Within an hour of a single shot, the amount of zooplankton, organisms at the very base of the oceanic food chain, decreases by an average of 64% in this area. It disturbs the whole ocean’s trophic network.
The noisy underwater turbines and submarines also emit very high levels of noise decibels that end up disrupting and even destroying marine life.
6. Reduction in Production
Noise deters the productivity of animals both in the wild and domesticated. Cows produce less milk if there is any noise around them during milking. They get agitated and tend to withdraw the milk due to fear and discomfort. Chickens are also adversely affected by noise. There is a drastic drop in the production of eggs for layers in noisy environments.
7. Behavioral Change
Like human beings, wild animals also experience a change in behavior depending on the level of peace or noise present. The agitation caused by noise influences heightened aggression levels in all animals, and interestingly, irritation has even been reported for birds.
Noise makes them unable to communicate, which may change their behavior into aspects such as cannibalism. Beetles, as another example, are so disturbed by the noise that they end up killing each other.
Whereas some of the animals cannot make it in a noisy environment, the rest either die or bear a tough skin through to the end. It is up to the animals to survive in order to ensure the continuation of their species. As such, animals are slowly adapting to life in urban areas. Instead of the usual calling sounds between females and males, animals are using higher pitches to surpass the noise levels.
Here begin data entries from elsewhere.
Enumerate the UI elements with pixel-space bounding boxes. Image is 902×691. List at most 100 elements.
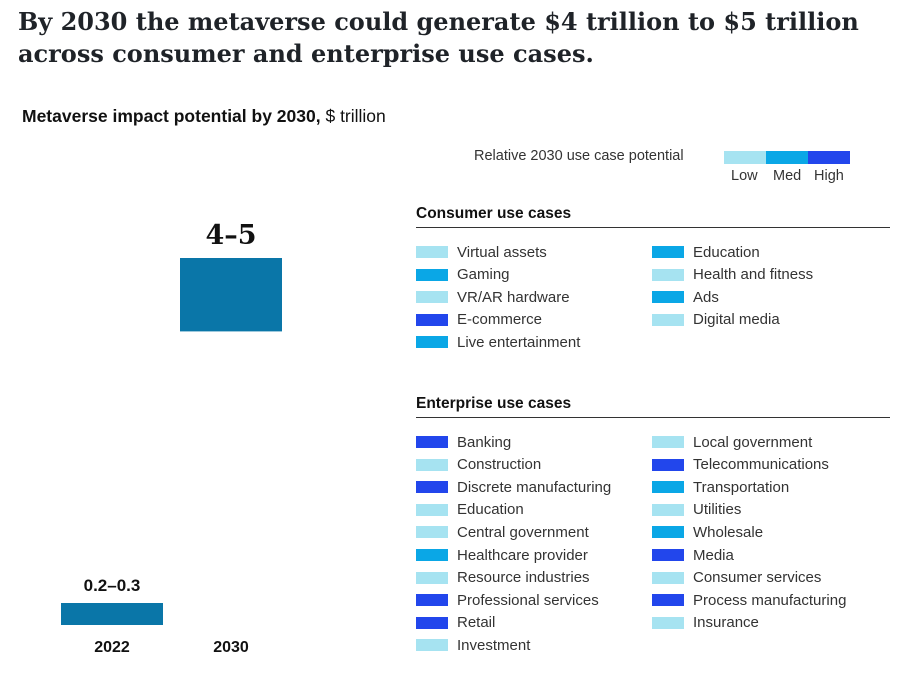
bar-2022 — [61, 603, 163, 625]
potential-low-swatch — [652, 268, 684, 281]
potential-high-swatch — [416, 436, 448, 448]
use-case-item: Education — [416, 499, 524, 521]
use-case-label: Central government — [457, 523, 589, 541]
use-case-label: Live entertainment — [457, 333, 581, 351]
potential-med-swatch — [652, 246, 684, 258]
use-case-item: Investment — [416, 634, 530, 656]
potential-low-swatch — [652, 571, 684, 584]
use-case-label: Health and fitness — [693, 266, 814, 284]
use-case-label: Utilities — [693, 501, 742, 519]
use-case-label: Education — [457, 501, 524, 519]
use-case-item: Ads — [652, 286, 719, 308]
use-case-label: Wholesale — [693, 523, 764, 541]
potential-low-swatch — [652, 436, 684, 448]
legend-label: Relative 2030 use case potential — [474, 148, 684, 164]
use-case-label: Local government — [693, 433, 813, 451]
use-case-item: Utilities — [652, 499, 741, 521]
use-case-label: Media — [693, 546, 734, 564]
use-case-label: E-commerce — [457, 311, 543, 329]
potential-high-swatch — [416, 481, 448, 494]
use-case-label: Transportation — [693, 478, 790, 496]
use-case-item: Health and fitness — [652, 264, 813, 286]
use-case-label: Virtual assets — [457, 243, 547, 261]
potential-high-swatch — [416, 594, 448, 607]
potential-med-swatch — [652, 291, 684, 304]
potential-legend: Relative 2030 use case potential Low Med… — [474, 148, 874, 188]
use-case-item: Media — [652, 544, 734, 566]
consumer-section-title: Consumer use cases — [416, 205, 890, 228]
use-case-item: Banking — [416, 431, 511, 453]
use-case-label: Gaming — [457, 266, 510, 284]
potential-low-swatch — [416, 458, 448, 471]
use-case-item: Live entertainment — [416, 331, 580, 353]
value-label-2030: 4–5 — [205, 220, 256, 251]
use-case-item: Digital media — [652, 309, 780, 331]
potential-low-swatch — [652, 503, 684, 516]
use-case-label: Consumer services — [693, 569, 822, 587]
potential-low-swatch — [652, 616, 684, 629]
use-case-item: Virtual assets — [416, 241, 547, 263]
use-case-label: Digital media — [693, 311, 780, 329]
use-case-item: VR/AR hardware — [416, 286, 570, 308]
legend-level-med: Med — [773, 168, 802, 184]
use-case-label: Telecommunications — [693, 456, 829, 474]
bar-2030 — [180, 258, 282, 332]
potential-med-swatch — [416, 336, 448, 349]
use-case-item: E-commerce — [416, 309, 542, 331]
potential-high-swatch — [652, 549, 684, 561]
legend-swatch-low — [724, 151, 766, 164]
chart-title-bold: Metaverse impact potential by 2030, — [22, 106, 321, 126]
potential-low-swatch — [416, 526, 448, 539]
use-case-item: Healthcare provider — [416, 544, 588, 566]
use-case-label: Education — [693, 243, 760, 261]
potential-low-swatch — [416, 291, 448, 304]
potential-low-swatch — [416, 571, 448, 584]
use-case-label: Resource industries — [457, 569, 590, 587]
chart-title-unit: $ trillion — [325, 106, 386, 126]
use-case-item: Wholesale — [652, 521, 763, 543]
potential-low-swatch — [652, 313, 684, 326]
potential-low-swatch — [416, 639, 448, 652]
legend-level-high: High — [814, 168, 844, 184]
use-case-item: Local government — [652, 431, 812, 453]
use-case-label: Investment — [457, 636, 531, 654]
use-case-item: Professional services — [416, 589, 599, 611]
potential-low-swatch — [416, 503, 448, 516]
potential-low-swatch — [416, 246, 448, 258]
use-case-item: Resource industries — [416, 567, 590, 589]
potential-high-swatch — [416, 616, 448, 629]
use-case-item: Consumer services — [652, 567, 821, 589]
use-case-label: Ads — [693, 288, 719, 306]
use-case-label: Banking — [457, 433, 512, 451]
potential-high-swatch — [416, 313, 448, 326]
chart-title: Metaverse impact potential by 2030, $ tr… — [22, 106, 386, 127]
x-tick-label-2030: 2030 — [213, 639, 249, 656]
value-label-2022: 0.2–0.3 — [84, 576, 141, 595]
use-case-label: VR/AR hardware — [457, 288, 570, 306]
potential-med-swatch — [652, 481, 684, 494]
x-tick-label-2022: 2022 — [94, 639, 130, 656]
use-case-item: Construction — [416, 454, 541, 476]
use-case-label: Discrete manufacturing — [457, 478, 612, 496]
use-case-label: Professional services — [457, 591, 599, 609]
use-case-item: Transportation — [652, 476, 789, 498]
bar-chart: 0.2–0.3 2022 4–5 2030 — [61, 220, 282, 656]
use-case-item: Telecommunications — [652, 454, 829, 476]
use-case-label: Insurance — [693, 614, 759, 632]
potential-med-swatch — [416, 268, 448, 281]
use-case-label: Healthcare provider — [457, 546, 588, 564]
headline: By 2030 the metaverse could generate $4 … — [18, 7, 859, 68]
use-case-label: Process manufacturing — [693, 591, 847, 609]
legend-level-low: Low — [731, 168, 758, 184]
use-case-label: Construction — [457, 456, 542, 474]
potential-med-swatch — [652, 526, 684, 539]
use-case-item: Education — [652, 241, 760, 263]
enterprise-section-title: Enterprise use cases — [416, 395, 890, 418]
use-case-item: Insurance — [652, 612, 759, 634]
potential-high-swatch — [652, 594, 684, 607]
legend-swatch-high — [808, 151, 850, 164]
use-case-label: Retail — [457, 614, 496, 632]
potential-high-swatch — [652, 458, 684, 471]
use-case-item: Process manufacturing — [652, 589, 846, 611]
legend-swatch-med — [766, 151, 808, 164]
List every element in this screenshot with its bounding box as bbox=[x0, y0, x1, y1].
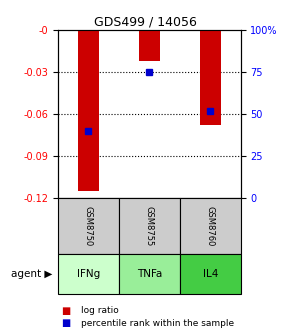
Bar bbox=[78, 30, 99, 191]
Bar bbox=[139, 30, 160, 61]
Text: percentile rank within the sample: percentile rank within the sample bbox=[81, 319, 234, 328]
Text: agent ▶: agent ▶ bbox=[11, 269, 52, 279]
Text: log ratio: log ratio bbox=[81, 306, 119, 315]
Text: GSM8750: GSM8750 bbox=[84, 206, 93, 246]
Text: GSM8760: GSM8760 bbox=[206, 206, 215, 246]
Text: ■: ■ bbox=[61, 318, 70, 328]
Text: ■: ■ bbox=[61, 306, 70, 316]
Text: GSM8755: GSM8755 bbox=[145, 206, 154, 246]
Text: TNFa: TNFa bbox=[137, 269, 162, 279]
Text: GDS499 / 14056: GDS499 / 14056 bbox=[94, 15, 196, 28]
Text: IFNg: IFNg bbox=[77, 269, 100, 279]
Text: IL4: IL4 bbox=[202, 269, 218, 279]
Bar bbox=[200, 30, 221, 125]
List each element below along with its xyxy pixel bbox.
At times the rise in pitch may lead to confusion, but birds such as water birds and tits have been able to survive in urban settings despite chirping louder. Some birds, on the other hand, have had to change their singing from daytime to nighttime when there is reduced noise to survive.
9. Slow Reaction Time
Hermit crabs, tortoises and turtles are some of the animals that withdraw to their shells when trouble strikes. The presence of boats or human activity quickly warrants trouble leading to their withdrawal.
Noise pollution for long periods of time has distorted this pattern, especially in crabs. Their reaction time to danger has slowed, which puts them at a disadvantage when faced by predators.
10. Disturbs Echolocation in Sea Animals
The marine mammals, Cetaceans (including dolphins), rely on echolocation to communicate, navigate and find partners. They are particularly vulnerable to intensified noise. The excessive noise interfering with echolocation, therefore, disturbs many of their key cognitive behaviors and functions.
Sonar devices are a special problem with sound intensity as high as 235 dbs. Such sounds can damage hearing organs of cetaceans.